Jennie Stuart doctors place blood orders with their nurses. The lab has each order ready for pickup within 20 minutes, though it can rush orders when necessary.
Hospital workers transport the bags to patients’ rooms.
System strained
On June 12, Maria Minemyer bore her seventh child, a girl named Ella, at Jennie Stuart. Minemyer unexpectedly needed a cesarean section, and within 20 minutes after the birth, she started bleeding ceaselessly, she said.
Minemyer had a clotting disorder. Medical staff knocked her out with drugs and started operating.
Meanwhile, staff at the blood center looked up everyone in their donor database who had type A-negative blood.

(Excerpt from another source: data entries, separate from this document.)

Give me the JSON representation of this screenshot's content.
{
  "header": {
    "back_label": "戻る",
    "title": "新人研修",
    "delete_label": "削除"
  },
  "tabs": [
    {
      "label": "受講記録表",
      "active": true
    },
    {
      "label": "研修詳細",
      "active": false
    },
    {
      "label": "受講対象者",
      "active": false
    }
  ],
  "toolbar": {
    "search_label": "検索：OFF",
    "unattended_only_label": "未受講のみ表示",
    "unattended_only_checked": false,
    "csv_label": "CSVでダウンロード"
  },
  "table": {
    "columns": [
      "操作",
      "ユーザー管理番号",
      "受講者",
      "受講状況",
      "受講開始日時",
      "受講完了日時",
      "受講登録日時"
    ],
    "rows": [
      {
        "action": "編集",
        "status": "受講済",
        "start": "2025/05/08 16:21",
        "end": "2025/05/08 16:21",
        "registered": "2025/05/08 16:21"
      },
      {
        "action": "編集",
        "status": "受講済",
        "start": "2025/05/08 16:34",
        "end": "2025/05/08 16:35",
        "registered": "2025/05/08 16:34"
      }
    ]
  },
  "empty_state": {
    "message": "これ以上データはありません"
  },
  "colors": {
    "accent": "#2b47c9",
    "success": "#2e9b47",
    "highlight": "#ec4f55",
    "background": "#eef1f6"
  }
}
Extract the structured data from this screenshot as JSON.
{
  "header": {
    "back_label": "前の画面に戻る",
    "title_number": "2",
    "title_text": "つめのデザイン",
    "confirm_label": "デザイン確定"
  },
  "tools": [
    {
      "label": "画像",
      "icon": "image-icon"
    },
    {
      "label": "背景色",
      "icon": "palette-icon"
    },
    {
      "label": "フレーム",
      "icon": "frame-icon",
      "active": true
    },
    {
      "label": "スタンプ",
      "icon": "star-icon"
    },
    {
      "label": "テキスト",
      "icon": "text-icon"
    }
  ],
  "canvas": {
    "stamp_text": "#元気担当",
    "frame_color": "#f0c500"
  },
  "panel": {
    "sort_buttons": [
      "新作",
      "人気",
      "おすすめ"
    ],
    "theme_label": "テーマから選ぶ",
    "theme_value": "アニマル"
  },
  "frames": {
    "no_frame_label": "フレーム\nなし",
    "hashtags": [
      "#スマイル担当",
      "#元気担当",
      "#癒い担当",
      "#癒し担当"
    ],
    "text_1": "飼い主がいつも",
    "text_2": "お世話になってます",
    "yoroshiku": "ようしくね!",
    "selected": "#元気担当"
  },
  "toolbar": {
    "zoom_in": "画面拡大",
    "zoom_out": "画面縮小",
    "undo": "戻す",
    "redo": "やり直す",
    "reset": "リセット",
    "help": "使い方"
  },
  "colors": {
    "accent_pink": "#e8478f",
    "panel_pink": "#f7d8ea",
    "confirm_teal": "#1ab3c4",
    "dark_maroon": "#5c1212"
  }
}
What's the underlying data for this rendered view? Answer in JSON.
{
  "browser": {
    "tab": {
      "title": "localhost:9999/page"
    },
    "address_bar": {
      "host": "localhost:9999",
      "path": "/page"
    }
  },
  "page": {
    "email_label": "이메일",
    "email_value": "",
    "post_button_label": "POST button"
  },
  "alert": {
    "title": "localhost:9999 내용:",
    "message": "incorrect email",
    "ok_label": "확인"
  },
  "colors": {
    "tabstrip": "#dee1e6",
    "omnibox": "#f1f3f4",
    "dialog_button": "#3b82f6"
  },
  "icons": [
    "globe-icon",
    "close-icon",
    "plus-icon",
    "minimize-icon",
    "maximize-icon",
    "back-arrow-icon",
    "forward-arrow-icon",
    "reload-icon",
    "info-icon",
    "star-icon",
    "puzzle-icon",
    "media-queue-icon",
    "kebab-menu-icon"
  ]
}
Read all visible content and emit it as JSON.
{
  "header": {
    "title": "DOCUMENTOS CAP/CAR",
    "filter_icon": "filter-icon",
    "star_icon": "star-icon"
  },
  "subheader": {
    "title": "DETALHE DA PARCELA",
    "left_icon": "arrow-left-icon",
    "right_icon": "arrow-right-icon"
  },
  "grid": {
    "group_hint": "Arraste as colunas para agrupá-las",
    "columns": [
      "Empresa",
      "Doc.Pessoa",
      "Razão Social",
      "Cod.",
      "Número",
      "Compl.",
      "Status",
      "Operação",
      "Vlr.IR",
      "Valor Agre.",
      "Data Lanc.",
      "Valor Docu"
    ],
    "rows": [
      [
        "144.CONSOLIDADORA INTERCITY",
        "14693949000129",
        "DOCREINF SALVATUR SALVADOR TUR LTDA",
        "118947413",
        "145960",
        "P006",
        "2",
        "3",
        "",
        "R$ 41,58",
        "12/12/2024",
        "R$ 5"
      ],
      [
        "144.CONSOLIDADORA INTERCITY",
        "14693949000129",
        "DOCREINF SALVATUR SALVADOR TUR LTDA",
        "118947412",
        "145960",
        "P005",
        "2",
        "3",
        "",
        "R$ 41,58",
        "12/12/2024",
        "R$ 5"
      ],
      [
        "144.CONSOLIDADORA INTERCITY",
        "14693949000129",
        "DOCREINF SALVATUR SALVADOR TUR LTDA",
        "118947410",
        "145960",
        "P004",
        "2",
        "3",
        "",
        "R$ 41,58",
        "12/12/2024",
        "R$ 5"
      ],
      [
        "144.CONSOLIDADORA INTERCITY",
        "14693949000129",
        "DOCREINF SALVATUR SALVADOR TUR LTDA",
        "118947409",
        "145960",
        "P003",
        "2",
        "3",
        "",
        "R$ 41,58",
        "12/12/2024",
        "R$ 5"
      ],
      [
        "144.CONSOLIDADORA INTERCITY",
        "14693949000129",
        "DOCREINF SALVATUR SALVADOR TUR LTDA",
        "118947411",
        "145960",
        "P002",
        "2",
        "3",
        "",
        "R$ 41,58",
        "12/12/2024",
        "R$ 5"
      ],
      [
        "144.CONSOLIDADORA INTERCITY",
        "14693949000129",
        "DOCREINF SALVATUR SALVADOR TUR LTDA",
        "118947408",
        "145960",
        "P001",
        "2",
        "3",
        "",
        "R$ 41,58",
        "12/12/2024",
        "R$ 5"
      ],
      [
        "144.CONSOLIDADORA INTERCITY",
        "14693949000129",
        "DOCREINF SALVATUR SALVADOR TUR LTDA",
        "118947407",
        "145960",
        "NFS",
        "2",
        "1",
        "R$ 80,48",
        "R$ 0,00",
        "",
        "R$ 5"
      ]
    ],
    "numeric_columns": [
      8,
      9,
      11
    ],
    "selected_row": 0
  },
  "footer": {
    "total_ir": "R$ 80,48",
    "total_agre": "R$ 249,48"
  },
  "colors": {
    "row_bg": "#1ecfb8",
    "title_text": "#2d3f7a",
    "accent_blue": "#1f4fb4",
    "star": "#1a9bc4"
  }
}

They asked these donors to come in and replenish their supply.
State troopers rushed the newly tested blood to Jennie Stuart, where nurses had at least six needles in Minemyer’s body to replenish the blood that continued to pour out of her.
Because they already had a donation campaign in Owensboro that week, they never ran out of A-negative.
After seven unconscious days, Minemyer awoke and learned she’d received five surgeries and 157 units of blood, counting the platelets that helped her blood resume clotting.
She feels almost as healthy and vigorous as before.
“It’s almost hard to comprehend that much blood,” she said Thursday. “I’m just thankful that there were people who donated and that it was available.”
Shively doubts few patients ever consider this.
“They just know, if they go to the hospital, there it is,” she said.